Empreintes romaines en Narbonnaise
Empreintes romaines en Narbonnaise
Publié le 01/09/2024 | Midi Libre | Arnaud Boucomont
Il y a 2 000 ans, les Gaulois du Sud étaient colonisés par les Romains en douceur

Nîmes, ses remparts et ses monuments reconstitués par l'architecte et archéologue Jean-Claude Golvin.
Contrairement aux Gaulois aux cheveux longs, plus au nord, nos ancêtres méditerranéens n’ont pas vraiment résisté à un empire qui s’étendait. Ils ont vite adopté une vie à la romaine.
"La colonisation romaine n’a pas toujours été mal vécue, contrairement à ce qu’Astérix veut nous faire croire", sourit Romy Wyche, la directrice du musée Arles antique. Des Gaulois ont aidé Rome à Alésia. Ils n’étaient pas tous résistants, aux côtés de Vercingétorix. Dans le sud de la Gaule, en tout cas, le sang n’a pas vraiment coulé il y a un peu plus de 2000 ans. Pas irréductibles, ces Gaulois-là.

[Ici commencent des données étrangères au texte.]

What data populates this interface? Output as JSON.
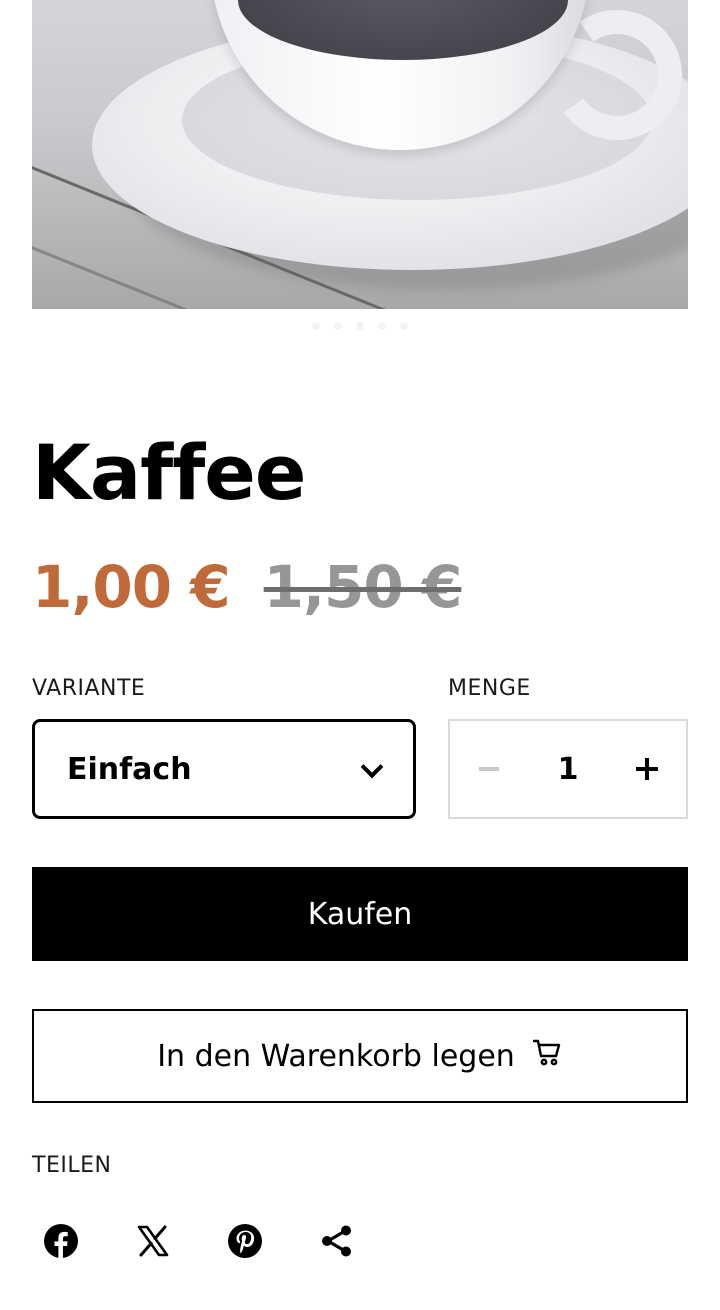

Arelate : La traditionnelle semaine consacrée à l'art de vivre gallo-romain / Prov, Eric Caterina
"Il n’y a pas eu de combats à Nîmes, résume une guide-conférencière du musée de la Romanité, Laurence Aubry. L’élite veut s’intégrer à la population romaine. Elle va se romaniser rapidement." On relativisera tout de même : les textes retrouvés, positifs, sont écrits pour valoriser l’apport du colonisateur.
La civilisation romaine arrive avec ses progrès, son eau potable, ses tuyauteries en plomb, son réseau routier rationalisé par Agrippa, bras droit de l’empereur Auguste. Le commerce maritime et fluvial est démultiplié. Dans le sud de la Gaule, on commence à cultiver, à l’italienne, l’olivier et le figuier. La vigne prend son essor.

La Via Domitia à Ambrussum. / ML
Des Italiens accélèrent la romanisation en s’y installant, à l’instar d’anciens militaires à qui on a donné des terres. On transforme les fermes gauloises en domaines ruraux pour la culture et l’élevage, les villae. On s’en fait encore aujourd’hui une idée précise en visitant la villa de Loupian, dans l’Hérault, et son site archéologique.
Une zone-tampon
Le sud de la Gaule devient province romaine. Jules César s’appuie sur cette base arrière pour orchestrer sa conquête du nord et à tout le moins s’en sert de zone-tampon pour ne pas être attaqué, depuis le nord, par ce que les Romains appellent "la Gaule chevelue" ou "Gaule aux longs cheveux".

A Loupian, la villa gallo-romaine révèle la vie des maîtres des lieux au 1er siècle de notre ère. / ML? Guillaume Gal
En même temps, la colonisation du sud permet de favoriser le transit et le commerce vers l’Espagne. Le nord a été plus marqué par six années de combats face à César. Il faut attendre la fin du Ier siècle avant Jésus-Christ pour qu’une réelle organisation politique soit mise en place par l’empereur Auguste, successeur de César.
Quatre provinces sont créées : l’Aquitaine, la Lyonnaise, la Belgique et… la Narbonnaise. Cette dernière, instituée en 121 avant J.-C, remonte le Rhône et s’arrête juste avant Lyon. Elle englobe quasiment tout le sud de la France.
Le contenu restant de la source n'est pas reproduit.